Irish Central Bank Governor Patrick Honohan said the state will probably be able to sidestep a March cash payment on its bank debt, boosting the government as it seeks to win voter backing for Europe’s fiscal treaty.
On March 31, the state is due to make a 3.1 billion-euro ($4.1 billion) cash payment to the former Anglo Irish Bank Corp., which is supposed to use the funds to reduce its emergency central bank borrowings. Instead, the lender may use the funds to buy a new Irish government bond, meaning no net cash outflow from the state, Honohan told lawmakers in Dublin, as talks with European authorities continue.
“While some technicalities still need to be resolved, it now seems likely that this effort will be successful,” Honohan said today.
Prime Minister Enda Kenny is seeking European help to restructure and cut the long-term cost of about 30 billion euros of so-called promissory notes used to bail out Anglo Irish in 2010. A concession on the debt may boost support for the fiscal compact. Ireland’s voters will decide on the treaty on May 31, Deputy Prime Minister Eamon Gilmore told lawmakers today.
An accord on the debt “certainly won’t hurt,” said Austin Hughes, an economist at KBC Bank Ireland in Dublin. “It’s modest positive for the yes side. A payout at the end of the Month would have had a significant impact on the no vote.”
Honohan said avoiding a net March cash payment is “half a step” to a wider solution to cutting the cost of the Irish banking bailout, which may take “several months” to reach.
Ireland has committed a total of 34.7 billion euro toward rescuing the bank, which has been merged and renamed Irish Bank Resolution Corp., as of the end of 2010. The state made the first 3.1 billion euros cash payment last year.

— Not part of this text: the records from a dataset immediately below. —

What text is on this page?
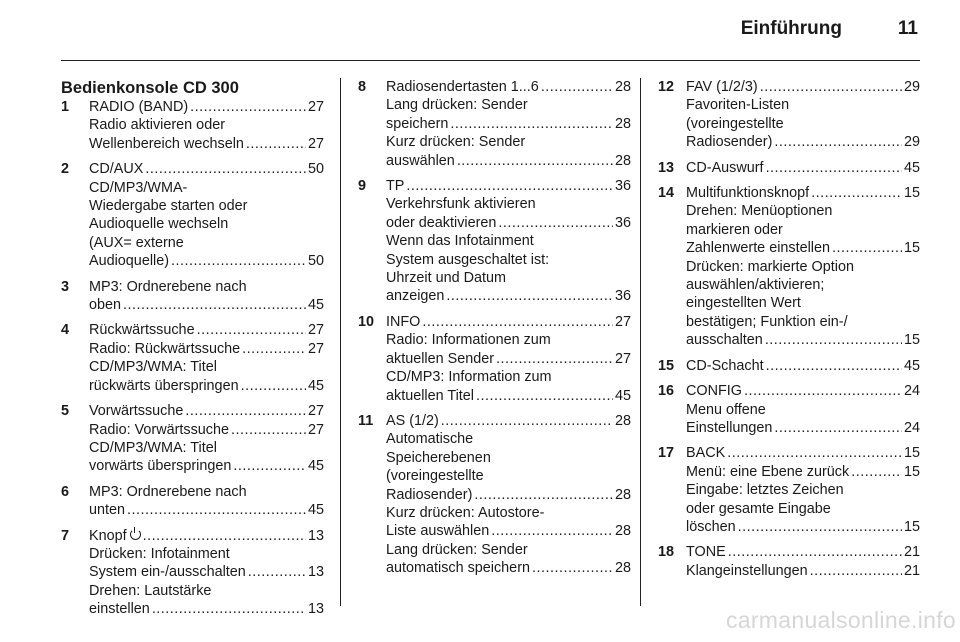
Einführung	11
Bedienkonsole CD 300
1 RADIO (BAND) .....	27
Radio aktivieren oder
Wellenbereich wechseln .....	27
2 CD/AUX .....	50
CD/MP3/WMA-
Wiedergabe starten oder
Audioquelle wechseln
(AUX= externe
Audioquelle) .....	50
3 MP3: Ordnerebene nach
oben .....	45
4 Rückwärtssuche .....	27
Radio: Rückwärtssuche .....	27
CD/MP3/WMA: Titel
rückwärts überspringen .....	45
5 Vorwärtssuche .....	27
Radio: Vorwärtssuche .....	27
CD/MP3/WMA: Titel
vorwärts überspringen .....	45
6 MP3: Ordnerebene nach
unten .....	45
7 Knopf .....	13
Drücken: Infotainment
System ein-/ausschalten .....	13
Drehen: Lautstärke
einstellen .....	13
8 Radiosendertasten 1...6 .....	28
Lang drücken: Sender
speichern .....	28
Kurz drücken: Sender
auswählen .....	28
9 TP .....	36
Verkehrsfunk aktivieren
oder deaktivieren .....	36
Wenn das Infotainment
System ausgeschaltet ist:
Uhrzeit und Datum
anzeigen .....	36
10 INFO .....	27
Radio: Informationen zum
aktuellen Sender .....	27
CD/MP3: Information zum
aktuellen Titel .....	45
11 AS (1/2) .....	28
Automatische
Speicherebenen
(voreingestellte
Radiosender) .....	28
Kurz drücken: Autostore-
Liste auswählen .....	28
Lang drücken: Sender
automatisch speichern .....	28
12 FAV (1/2/3) .....	29
Favoriten-Listen
(voreingestellte
Radiosender) .....	29
13 CD-Auswurf .....	45
14 Multifunktionsknopf .....	15
Drehen: Menüoptionen
markieren oder
Zahlenwerte einstellen .....	15
Drücken: markierte Option
auswählen/aktivieren;
eingestellten Wert
bestätigen; Funktion ein-/
ausschalten .....	15
15 CD-Schacht .....	45
16 CONFIG .....	24
Menu offene
Einstellungen .....	24
17 BACK .....	15
Menü: eine Ebene zurück .....	15
Eingabe: letztes Zeichen
oder gesamte Eingabe
löschen .....	15
18 TONE .....	21
Klangeinstellungen .....	21
carmanualsonline.info
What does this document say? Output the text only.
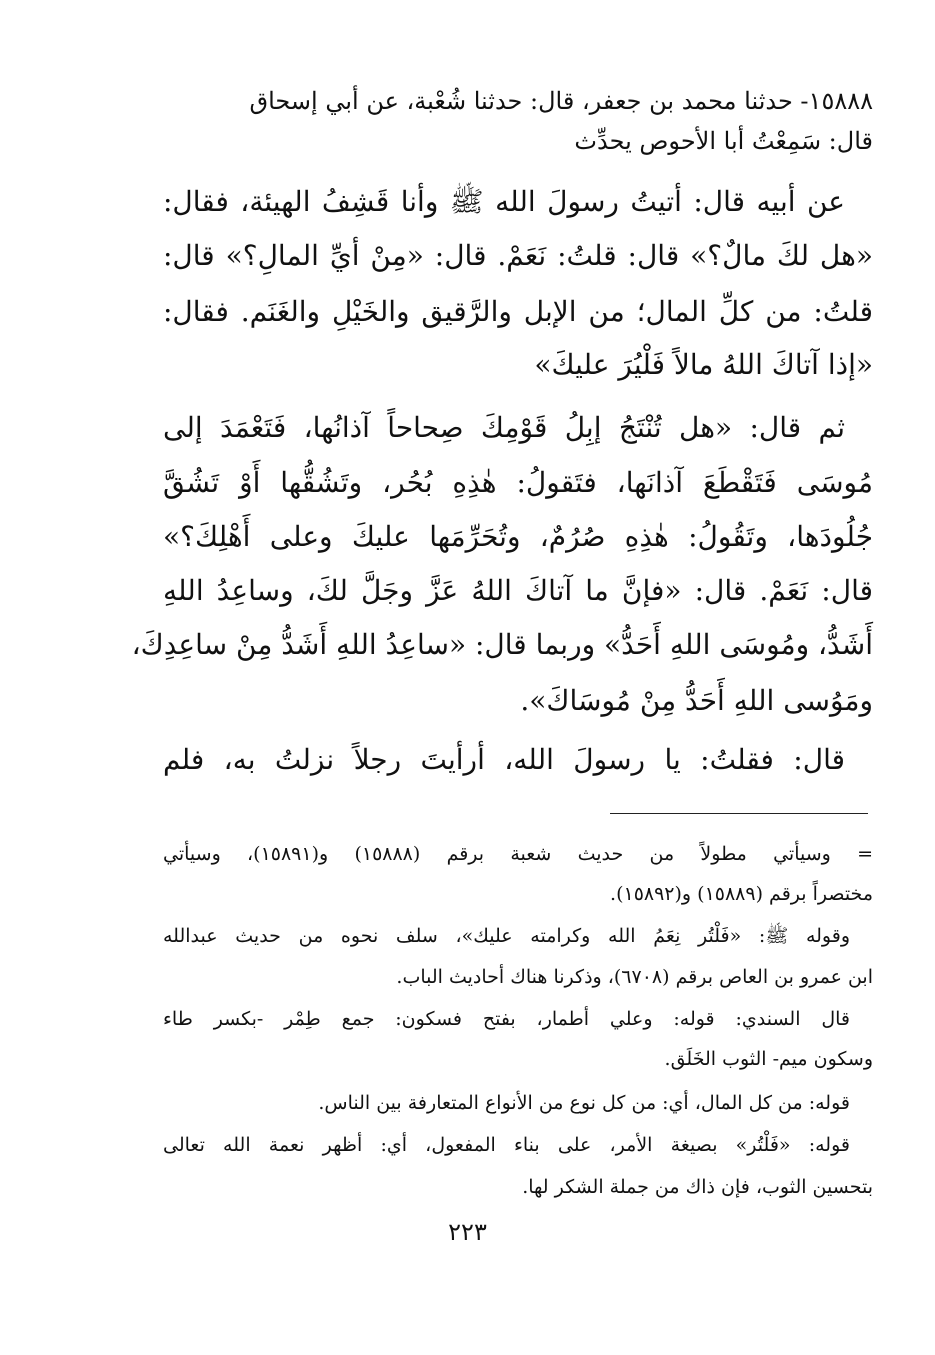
١٥٨٨٨- حدثنا محمد بن جعفر، قال: حدثنا شُعْبة، عن أبي إسحاق
قال: سَمِعْتُ أبا الأحوص يحدِّث
عن أبيه قال: أتيتُ رسولَ الله ﷺ وأنا قَشِفُ الهيئة، فقال:
«هل لكَ مالٌ؟» قال: قلتُ: نَعَمْ. قال: «مِنْ أيِّ المالِ؟» قال:
قلتُ: من كلِّ المال؛ من الإبل والرَّقيق والخَيْلِ والغَنَم. فقال:
«إذا آتاكَ اللهُ مالاً فَلْيُرَ عليكَ»
ثم قال: «هل تُنْتَجُ إبِلُ قَوْمِكَ صِحاحاً آذانُها، فَتَعْمَدَ إلى
مُوسَى فَتَقْطَعَ آذانَها، فتَقولُ: هٰذِهِ بُحُر، وتَشُقُّها أَوْ تَشُقَّ
جُلُودَها، وتَقُولُ: هٰذِهِ صُرُمٌ، وتُحَرِّمَها عليكَ وعلى أَهْلِكَ؟»
قال: نَعَمْ. قال: «فإنَّ ما آتاكَ اللهُ عَزَّ وجَلَّ لكَ، وساعِدُ اللهِ
أَشَدُّ، ومُوسَى اللهِ أَحَدُّ» وربما قال: «ساعِدُ اللهِ أَشَدُّ مِنْ ساعِدِكَ،
ومَوُسى اللهِ أَحَدُّ مِنْ مُوسَاكَ».
قال: فقلتُ: يا رسولَ الله، أرأيتَ رجلاً نزلتُ به، فلم
= وسيأتي مطولاً من حديث شعبة برقم (١٥٨٨٨) و(١٥٨٩١)، وسيأتي
مختصراً برقم (١٥٨٨٩) و(١٥٨٩٢).
وقوله ﷺ: «فَلْتُر نِعَمُ الله وكرامته عليك»، سلف نحوه من حديث عبدالله
ابن عمرو بن العاص برقم (٦٧٠٨)، وذكرنا هناك أحاديث الباب.
قال السندي: قوله: وعلي أطمار، بفتح فسكون: جمع طِمْر -بكسر طاء
وسكون ميم- الثوب الخَلَق.
قوله: من كل المال، أي: من كل نوع من الأنواع المتعارفة بين الناس.
قوله: «فَلْتُر» بصيغة الأمر، على بناء المفعول، أي: أظهر نعمة الله تعالى
بتحسين الثوب، فإن ذاك من جملة الشكر لها.
٢٢٣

“The sequence of annual cash payment by the government of 3.06 billion euros envisaged for the coming years in the promissory notes has become a source of risk to financial stability,” Honohan said. “A way of funding this cash payment over a much longer period would clearly help reduce this risk.”
To avoid injecting cash immediately into the lender two years ago, the Irish state gave it promissory notes. The bank uses the notes as collateral to access emergency funding from the country’s central bank.
By going ahead with the cash payment, Ireland is sticking to its commitment to IBRC, avoiding a default even though the bank may use the funds to buy a sovereign bond.
Luxembourg’s Jean-Claude Juncker, who leads the group of euro-area finance ministers, said he sees “good reasons” for easing Ireland’s debt burden after one of the costliest banking bailouts in history.
Ireland’s October 2020 bonds, regarded as the benchmark, yielded 6.83 percent today, down from 9.1 percent at the start of December.
Ireland, which sought an international bailout in 2010, is seeking a full return to international credit markets by the middle of next year.
The country’s debt agency, the National Treasury Management Agency, today said it had agreed to explore investment opportunities in Ireland, with CIC International, a subsidiary of China’s sovereign wealth fund. The accord showed Ireland is nation “is heading in the right direction,” Prime Minister Enda Kenny said in Beijing today.